New clients start with a consultation to review their assessment notices, tax bills, and any recent purchase or appraisal information. Linda reviews the data herself and gives a direct opinion on whether the current assessment is defensible or whether there's a meaningful case for a reduction. From there, the office prepares the appeal documentation, assembles the supporting evidence, and files with the Orange County Assessment Appeals Board. The process includes ongoing communication with the assessor's office, which sometimes leads to an informal resolution before the formal hearing date. Clients are kept in the loop throughout. Linda believes that clients who understand what's happening in their case make better decisions, so she takes time to explain what the assessor is likely to argue and how the office plans to respond. If the case goes to a full hearing, she appears personally rather than delegating to junior staff.

Service Area

The office primarily serves property owners in Anaheim, Anaheim Hills, Orange, Santa Ana, Garden Grove, Fullerton, Placentia, Yorba Linda, and the broader north Orange County area. Clients from other parts of Orange County are welcome, and the office handles commercial matters in Los Angeles County as well when they connect to an existing client relationship. Initial consultations are available in person or by phone.

Frequently Asked Questions

How does property tax assessment work in California?
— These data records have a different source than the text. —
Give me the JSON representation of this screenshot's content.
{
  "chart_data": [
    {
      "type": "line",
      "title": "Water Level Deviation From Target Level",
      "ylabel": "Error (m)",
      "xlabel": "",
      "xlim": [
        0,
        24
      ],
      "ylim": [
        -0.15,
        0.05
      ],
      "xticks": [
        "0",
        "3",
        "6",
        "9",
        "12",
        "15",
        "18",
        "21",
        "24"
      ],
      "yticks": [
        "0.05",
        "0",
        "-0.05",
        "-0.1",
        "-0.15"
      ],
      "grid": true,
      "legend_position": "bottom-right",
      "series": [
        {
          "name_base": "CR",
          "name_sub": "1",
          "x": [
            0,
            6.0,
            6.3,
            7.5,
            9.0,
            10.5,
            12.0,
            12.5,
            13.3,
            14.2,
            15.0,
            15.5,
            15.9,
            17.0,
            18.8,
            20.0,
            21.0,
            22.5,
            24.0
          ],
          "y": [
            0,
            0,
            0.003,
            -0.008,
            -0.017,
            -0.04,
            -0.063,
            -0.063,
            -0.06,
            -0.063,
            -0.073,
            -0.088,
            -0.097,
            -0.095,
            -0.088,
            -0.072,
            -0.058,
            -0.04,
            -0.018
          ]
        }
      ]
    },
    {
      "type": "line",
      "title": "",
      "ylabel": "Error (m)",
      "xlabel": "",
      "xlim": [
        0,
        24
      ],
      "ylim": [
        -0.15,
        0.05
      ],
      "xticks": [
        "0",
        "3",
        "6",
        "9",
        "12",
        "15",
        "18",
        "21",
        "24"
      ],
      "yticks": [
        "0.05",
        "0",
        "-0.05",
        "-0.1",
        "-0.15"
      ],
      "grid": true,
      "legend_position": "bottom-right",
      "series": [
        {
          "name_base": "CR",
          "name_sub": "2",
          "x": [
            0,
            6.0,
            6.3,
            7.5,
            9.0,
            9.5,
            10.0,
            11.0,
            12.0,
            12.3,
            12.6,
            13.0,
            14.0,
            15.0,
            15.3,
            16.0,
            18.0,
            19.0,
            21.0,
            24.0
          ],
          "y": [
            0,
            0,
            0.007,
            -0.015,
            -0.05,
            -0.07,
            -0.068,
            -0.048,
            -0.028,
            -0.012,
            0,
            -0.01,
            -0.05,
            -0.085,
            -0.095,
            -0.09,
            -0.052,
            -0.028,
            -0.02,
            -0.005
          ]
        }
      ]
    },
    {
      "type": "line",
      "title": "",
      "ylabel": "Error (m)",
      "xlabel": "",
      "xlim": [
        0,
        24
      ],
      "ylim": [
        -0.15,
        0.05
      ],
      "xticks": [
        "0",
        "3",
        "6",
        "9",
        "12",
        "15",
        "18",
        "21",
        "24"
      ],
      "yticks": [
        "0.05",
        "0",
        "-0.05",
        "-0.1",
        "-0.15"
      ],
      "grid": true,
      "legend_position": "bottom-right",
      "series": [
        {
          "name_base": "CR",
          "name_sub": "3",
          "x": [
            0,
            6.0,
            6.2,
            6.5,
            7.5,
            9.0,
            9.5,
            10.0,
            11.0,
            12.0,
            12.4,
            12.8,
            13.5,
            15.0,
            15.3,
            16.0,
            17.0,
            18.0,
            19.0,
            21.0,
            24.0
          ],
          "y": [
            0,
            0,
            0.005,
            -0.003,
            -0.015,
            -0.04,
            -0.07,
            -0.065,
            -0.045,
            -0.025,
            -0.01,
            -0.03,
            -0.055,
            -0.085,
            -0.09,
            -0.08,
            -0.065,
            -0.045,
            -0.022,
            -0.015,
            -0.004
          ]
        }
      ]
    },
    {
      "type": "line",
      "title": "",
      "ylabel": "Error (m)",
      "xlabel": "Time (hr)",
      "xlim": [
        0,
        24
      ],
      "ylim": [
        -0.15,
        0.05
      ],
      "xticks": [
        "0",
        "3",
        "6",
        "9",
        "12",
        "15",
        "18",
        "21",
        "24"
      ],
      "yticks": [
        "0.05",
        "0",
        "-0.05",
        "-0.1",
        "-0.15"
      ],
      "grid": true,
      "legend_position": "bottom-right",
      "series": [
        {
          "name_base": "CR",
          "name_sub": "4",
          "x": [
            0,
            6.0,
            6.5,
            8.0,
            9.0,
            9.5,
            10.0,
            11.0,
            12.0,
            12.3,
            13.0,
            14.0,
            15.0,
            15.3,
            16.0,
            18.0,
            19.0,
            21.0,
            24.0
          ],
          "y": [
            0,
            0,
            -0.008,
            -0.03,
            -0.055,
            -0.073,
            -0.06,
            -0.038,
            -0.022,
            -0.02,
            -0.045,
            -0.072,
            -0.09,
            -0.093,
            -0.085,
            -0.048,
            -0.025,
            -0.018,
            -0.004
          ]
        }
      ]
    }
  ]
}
California uses a base year value system under Prop 13, where the assessed value is set at the purchase price and increases by no more than 2% per year. When you buy a property, the assessor resets the base to the purchase price. That value then carries forward until another change of ownership or new construction triggers a reassessment.
Can I appeal my assessment if I just bought the property?
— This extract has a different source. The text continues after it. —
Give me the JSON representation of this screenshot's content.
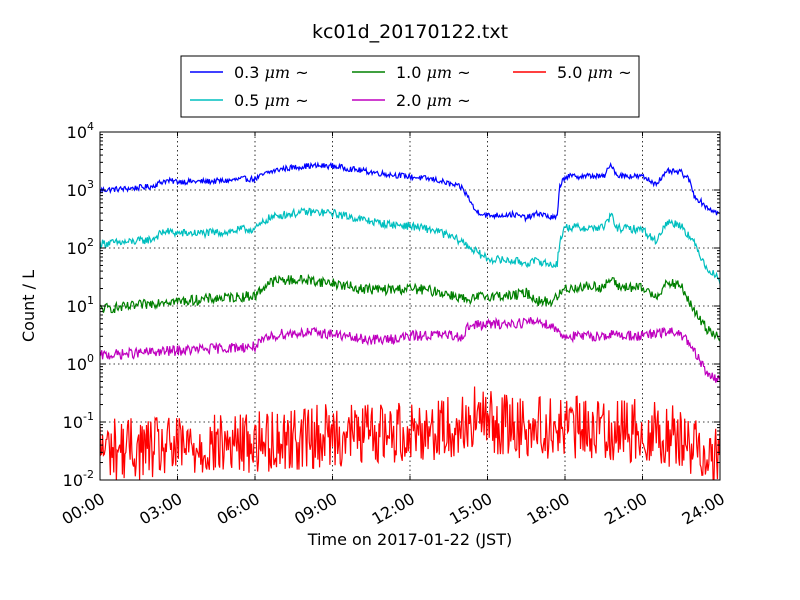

Yes. If you bought the property and the assessor enrolled an assessed value that's higher than your purchase price, you can appeal. The purchase price is strong evidence of market value, and the assessor is generally required to set the base year value at your acquisition cost.
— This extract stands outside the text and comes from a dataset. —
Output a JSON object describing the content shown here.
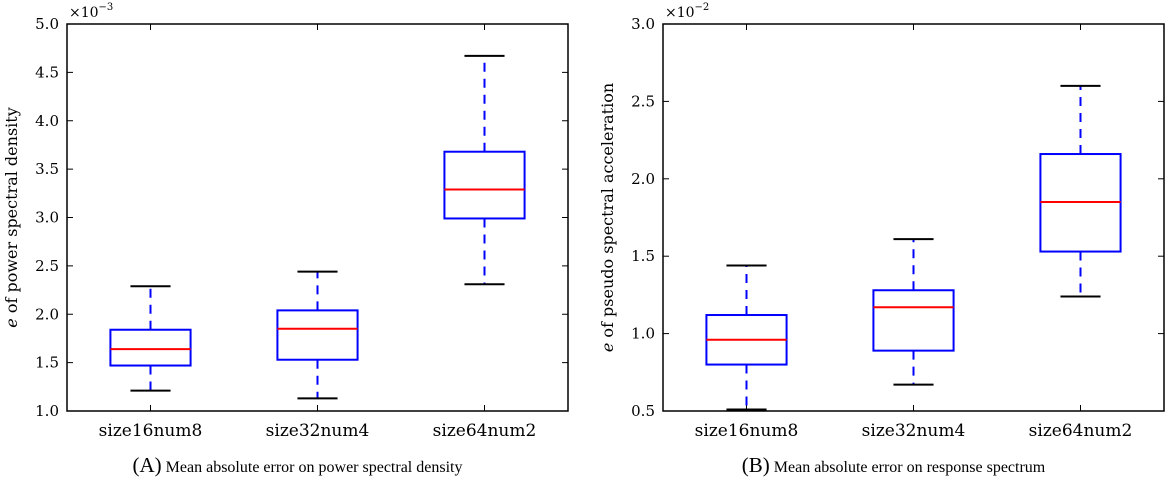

What's the difference between the annual roll appeal and a supplemental appeal?
The annual roll is the assessor's ongoing base year value. You can appeal it each year by November 30. A supplemental assessment is a one-time adjustment triggered by a change of ownership or new construction, and it has its own separate 60-day appeal window from the mailing date of the notice.
Does buying out my spouse's share of our home during a divorce trigger a reassessment?
Not necessarily. California has an interspousal transfer exclusion that generally prevents reassessment when property transfers between spouses, including during divorce. But the details matter, and structuring the transfer correctly is important. The office reviews these situations to make sure the exclusion applies and the paperwork is filed properly.
How do I know if my Anaheim property is overassessed?
Pull your current assessed value from the Orange County Assessor's website and compare it to recent sales of similar homes or properties in your neighborhood. If your assessed value is materially higher than comparable sales, you likely have grounds for an appeal. The office offers a free review to evaluate the numbers.
What happens at an Assessment Appeals Board hearing?
Both you and the assessor present evidence to a three-member board. The board reviews comparable sales, appraisals, and any other relevant data and makes a determination on value. Hearings are relatively informal compared to court proceedings, but preparation matters. Linda represents clients personally at hearings.
Will my taxes go up if I appeal and lose?
No. The Assessment Appeals Board can reduce or confirm the current assessed value, but it can't increase it above the amount the assessor originally enrolled. Filing an appeal doesn't put you at risk of a higher assessment than you started with.
Do you handle property tax issues for businesses that lease rather than own their space?
Yes, to a degree. If your business owns personal property like equipment or fixtures, those are subject to a separate county assessment that you can appeal. If you're a tenant, your property tax exposure is typically limited to whatever's passed through in the lease. The office can review your lease terms and advise on what you're actually responsible for.